Dr. Joe Alban explained that in his coffee farm that produces 35 percent more than in cherry other coffee plantations because of their single vineyard style coffee groves. It sells for $ 65 per pound, is the world of coffee plantations in a vertical first property and operated by Dr. Alban Joe and his wife Deepa.

Joe ® Kona coffee is U.S. trellis Patent 6,449,898 B1 for "Method and apparatus for Enlargement coffee bean production and has been recognized by the adaptation of fine wine culture techniques for the production of coffee. "The inspiration for adaptation of traditional practices wine to coffee came from the family vineyards, Alban Vineyards, an award-winning vineyard and winery located on the central coast of California, "said Joe.

Kona Joe Coffee Barista contest sponsor the first to be held in Kona this year's Festival Cultural Coffee, a 10-day festival which takes place in early November, when the Kona coffee crop is underway.
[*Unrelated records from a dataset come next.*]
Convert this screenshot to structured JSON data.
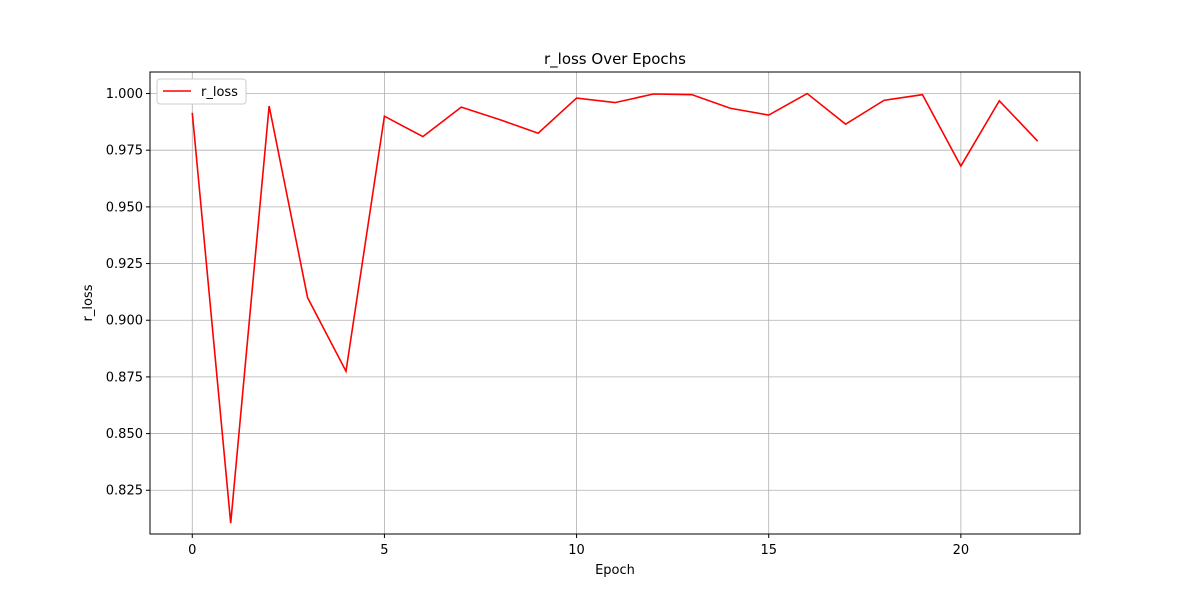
{
  "chart_data": {
    "type": "line",
    "title": "r_loss Over Epochs",
    "xlabel": "Epoch",
    "ylabel": "r_loss",
    "xlim": [
      -1.1,
      23.1
    ],
    "ylim": [
      0.8057,
      1.0095
    ],
    "xticks": [
      0,
      5,
      10,
      15,
      20
    ],
    "yticks": [
      0.825,
      0.85,
      0.875,
      0.9,
      0.925,
      0.95,
      0.975,
      1.0
    ],
    "ytick_labels": [
      "0.825",
      "0.850",
      "0.875",
      "0.900",
      "0.925",
      "0.950",
      "0.975",
      "1.000"
    ],
    "grid": true,
    "legend_position": "top-left",
    "color": "#ff0000",
    "series": [
      {
        "name": "r_loss",
        "x": [
          0,
          1,
          2,
          3,
          4,
          5,
          6,
          7,
          8,
          9,
          10,
          11,
          12,
          13,
          14,
          15,
          16,
          17,
          18,
          19,
          20,
          21,
          22
        ],
        "values": [
          0.9915,
          0.8105,
          0.9945,
          0.91,
          0.8775,
          0.99,
          0.981,
          0.994,
          0.9885,
          0.9825,
          0.998,
          0.996,
          0.9998,
          0.9995,
          0.9935,
          0.9905,
          1.0,
          0.9865,
          0.997,
          0.9995,
          0.968,
          0.9968,
          0.979
        ]
      }
    ]
  }
}
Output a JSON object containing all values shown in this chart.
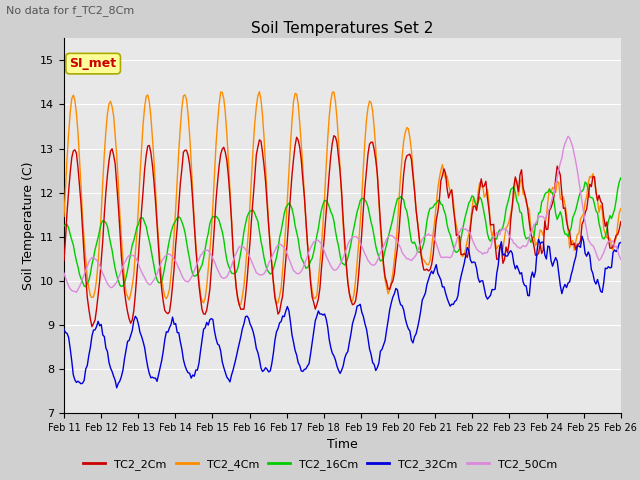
{
  "title": "Soil Temperatures Set 2",
  "subtitle": "No data for f_TC2_8Cm",
  "xlabel": "Time",
  "ylabel": "Soil Temperature (C)",
  "ylim": [
    7.0,
    15.5
  ],
  "yticks": [
    7.0,
    8.0,
    9.0,
    10.0,
    11.0,
    12.0,
    13.0,
    14.0,
    15.0
  ],
  "xtick_labels": [
    "Feb 11",
    "Feb 12",
    "Feb 13",
    "Feb 14",
    "Feb 15",
    "Feb 16",
    "Feb 17",
    "Feb 18",
    "Feb 19",
    "Feb 20",
    "Feb 21",
    "Feb 22",
    "Feb 23",
    "Feb 24",
    "Feb 25",
    "Feb 26"
  ],
  "legend_entries": [
    "TC2_2Cm",
    "TC2_4Cm",
    "TC2_16Cm",
    "TC2_32Cm",
    "TC2_50Cm"
  ],
  "line_colors": {
    "TC2_2Cm": "#cc0000",
    "TC2_4Cm": "#ff8c00",
    "TC2_16Cm": "#00cc00",
    "TC2_32Cm": "#0000dd",
    "TC2_50Cm": "#dd88dd"
  },
  "annotation_box_text": "SI_met",
  "annotation_box_facecolor": "#ffff99",
  "annotation_box_edgecolor": "#aaaa00",
  "plot_bg": "#e8e8e8",
  "fig_bg": "#d0d0d0",
  "grid_color": "#ffffff"
}
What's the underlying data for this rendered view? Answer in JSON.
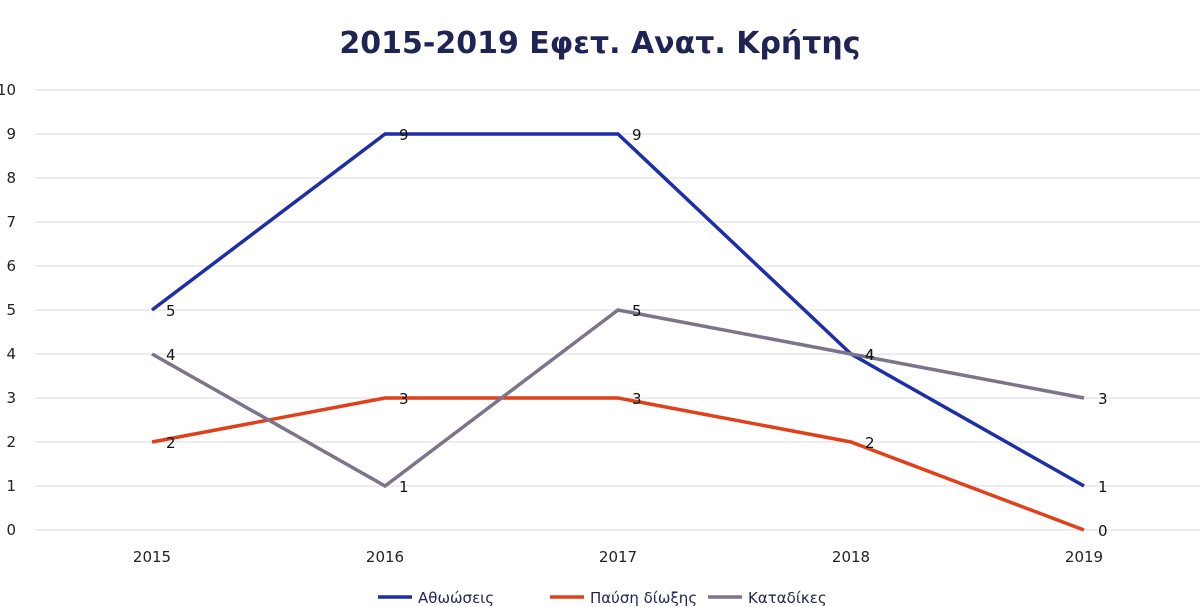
{
  "chart_data": {
    "type": "line",
    "title": "2015-2019 Εφετ. Ανατ. Κρήτης",
    "categories": [
      "2015",
      "2016",
      "2017",
      "2018",
      "2019"
    ],
    "ylim": [
      0,
      10
    ],
    "yticks": [
      "0",
      "1",
      "2",
      "3",
      "4",
      "5",
      "6",
      "7",
      "8",
      "9",
      "10"
    ],
    "grid": true,
    "legend_position": "bottom",
    "series": [
      {
        "name": "Αθωώσεις",
        "values": [
          5,
          9,
          9,
          4,
          1
        ],
        "color": "#1c2fa8"
      },
      {
        "name": "Παύση δίωξης",
        "values": [
          2,
          3,
          3,
          2,
          0
        ],
        "color": "#e0401a"
      },
      {
        "name": "Καταδίκες",
        "values": [
          4,
          1,
          5,
          4,
          3
        ],
        "color": "#7d7489"
      }
    ]
  }
}
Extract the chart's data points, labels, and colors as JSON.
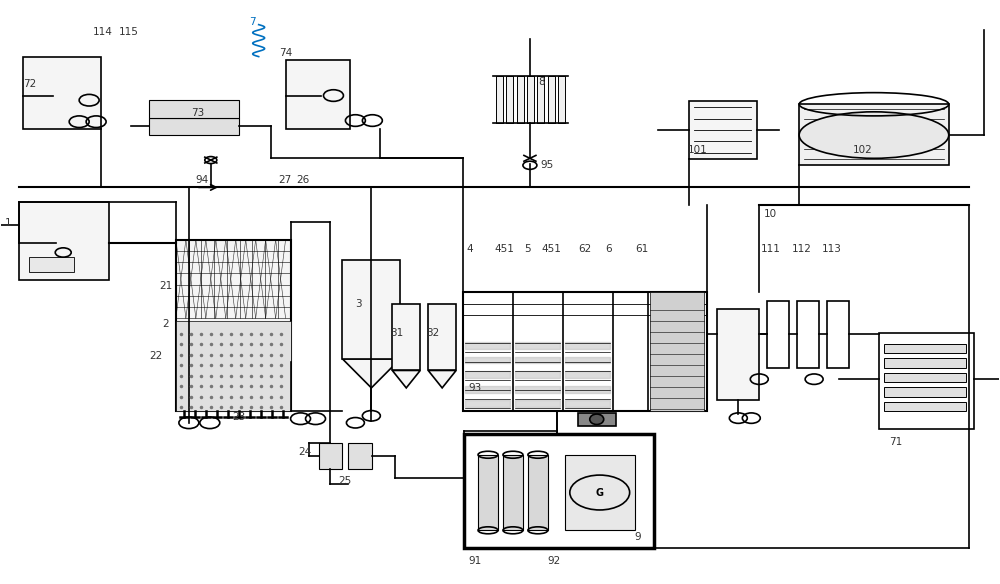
{
  "bg_color": "#ffffff",
  "line_color": "#000000",
  "line_width": 1.2
}
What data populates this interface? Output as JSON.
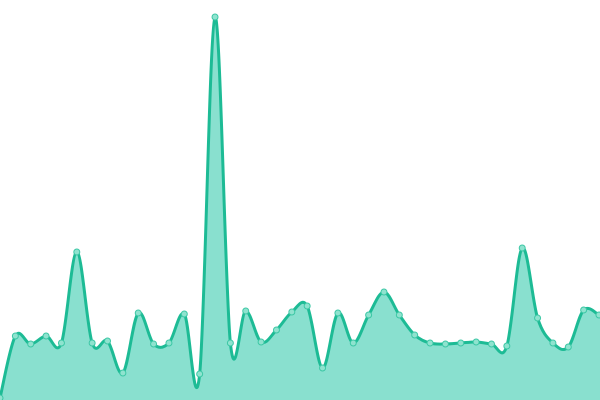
{
  "chart_data": {
    "type": "area",
    "title": "",
    "xlabel": "",
    "ylabel": "",
    "grid": false,
    "legend": "none",
    "ylim": [
      0,
      400
    ],
    "x": [
      0,
      1,
      2,
      3,
      4,
      5,
      6,
      7,
      8,
      9,
      10,
      11,
      12,
      13,
      14,
      15,
      16,
      17,
      18,
      19,
      20,
      21,
      22,
      23,
      24,
      25,
      26,
      27,
      28,
      29,
      30,
      31,
      32,
      33,
      34,
      35,
      36,
      37,
      38,
      39
    ],
    "values": [
      2,
      64,
      56,
      64,
      57,
      148,
      57,
      59,
      27,
      87,
      56,
      57,
      86,
      26,
      383,
      57,
      89,
      58,
      70,
      88,
      94,
      32,
      87,
      57,
      85,
      108,
      85,
      65,
      57,
      56,
      57,
      58,
      56,
      54,
      152,
      82,
      57,
      53,
      90,
      85
    ],
    "colors": {
      "line": "#1dbb95",
      "fill": "#89e0cf",
      "point_fill": "#8fe3cf",
      "point_stroke": "#3cc7a5"
    }
  }
}
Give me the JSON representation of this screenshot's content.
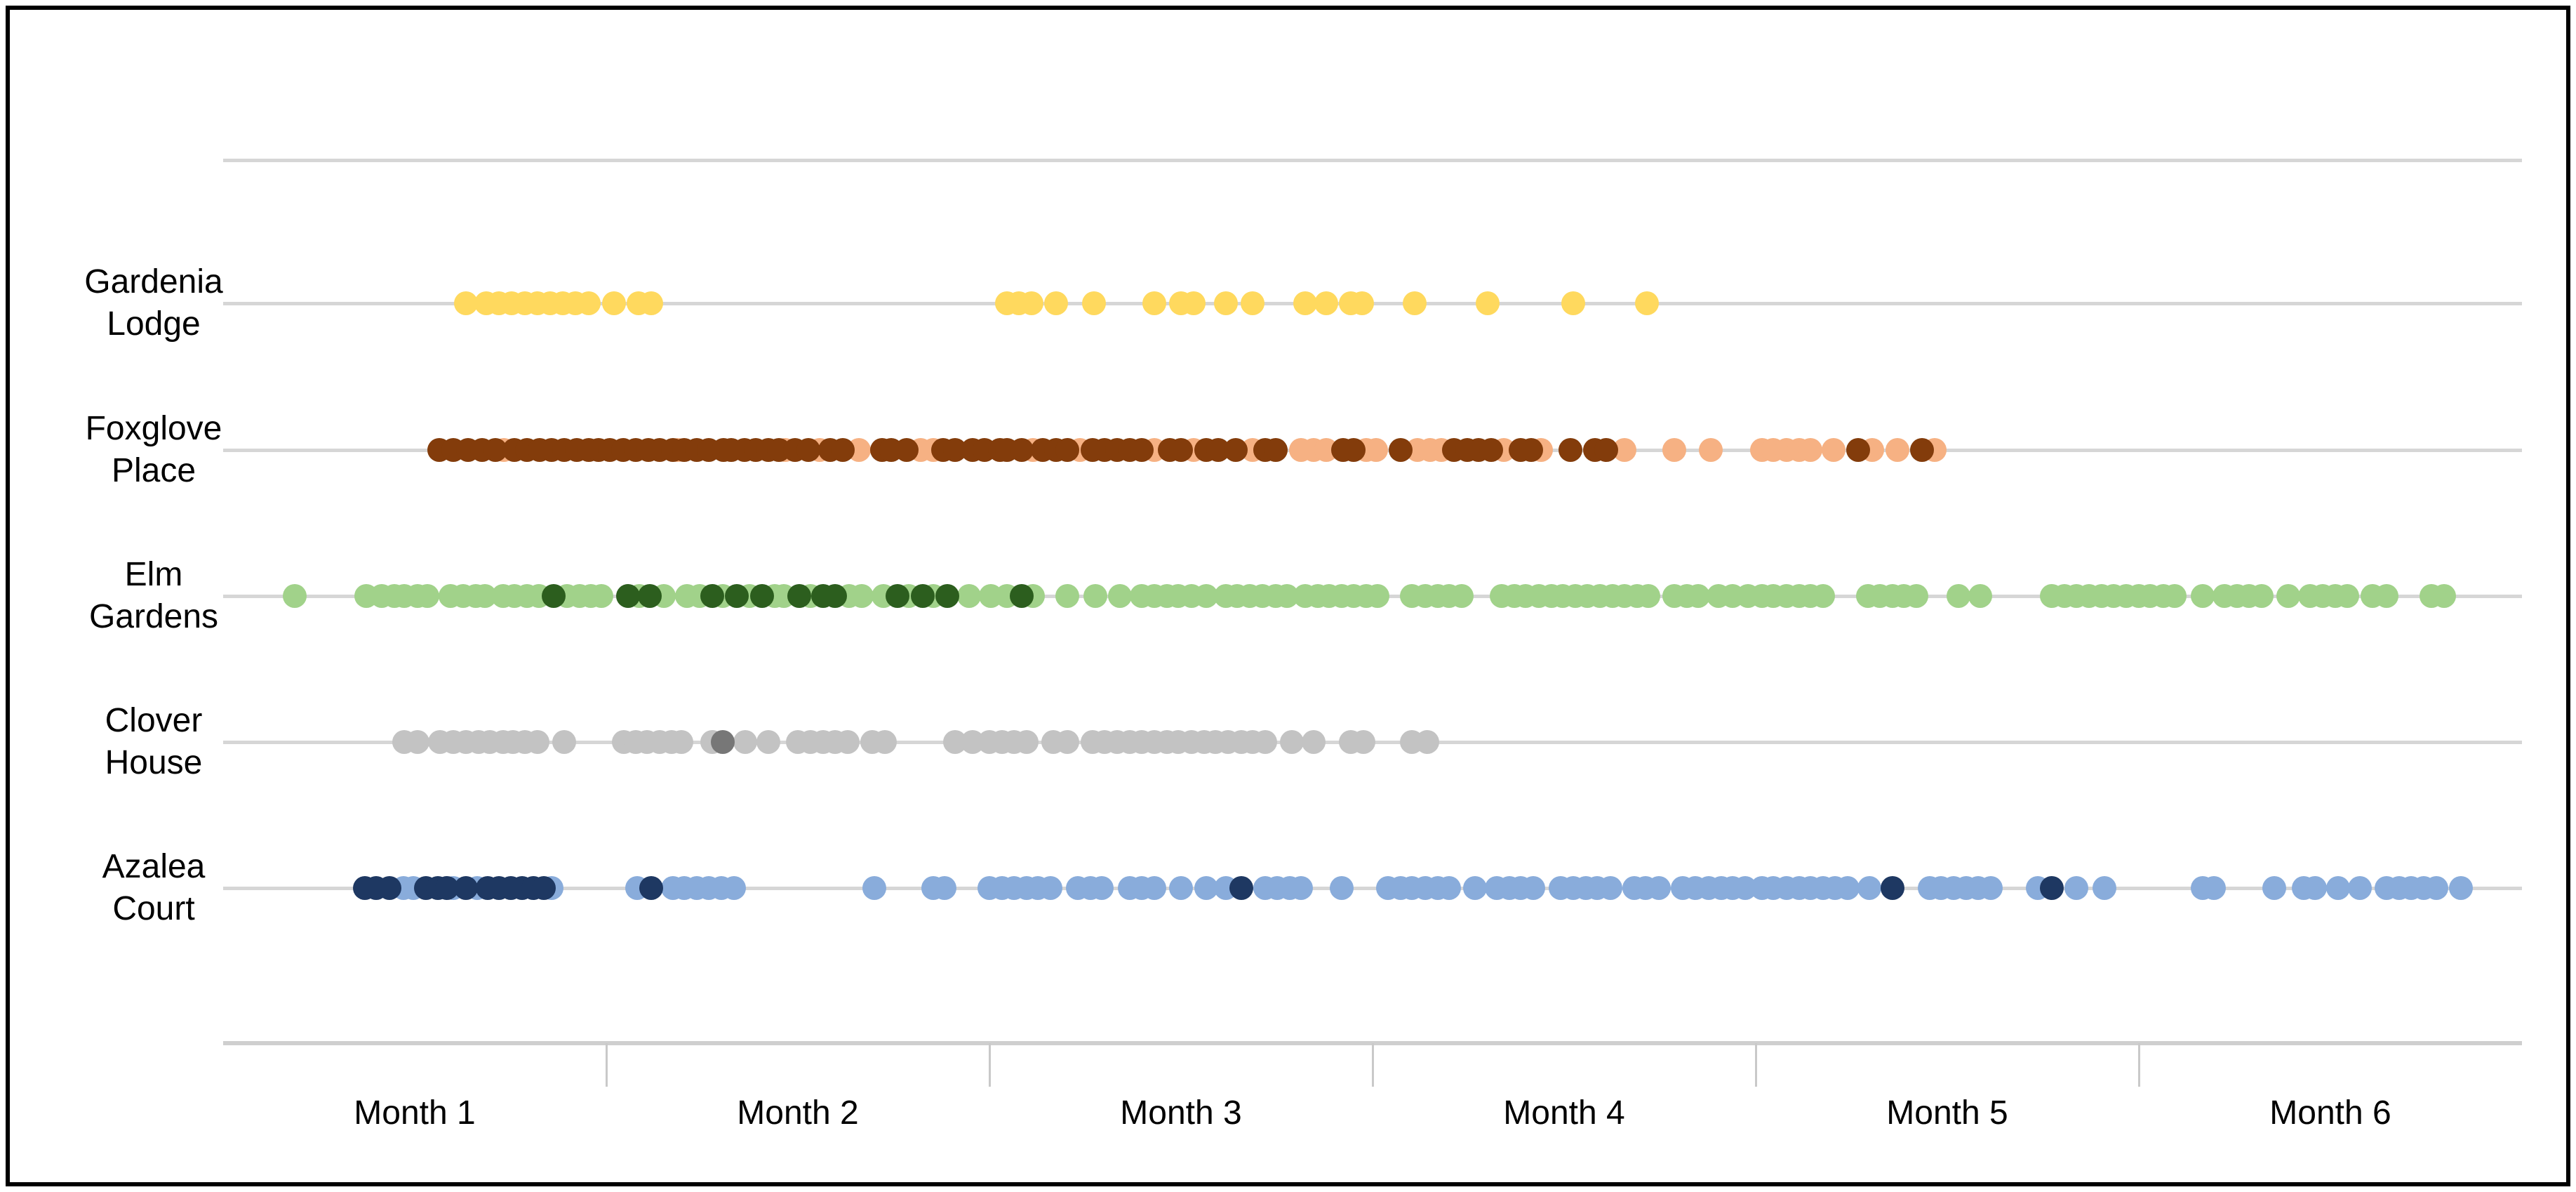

I came to Kona to see how coffee was grown and what an education I received. Anyone can go on this trip to see the operation of a coffee plantation, without a passport and travel without fear of a foreign country.

Every morning, I grab my freshly brewed cup of java, I have a deep respect for the process labor intensive it takes to produce and coffee farmers who work tirelessly to bring this product can not seem to do without it.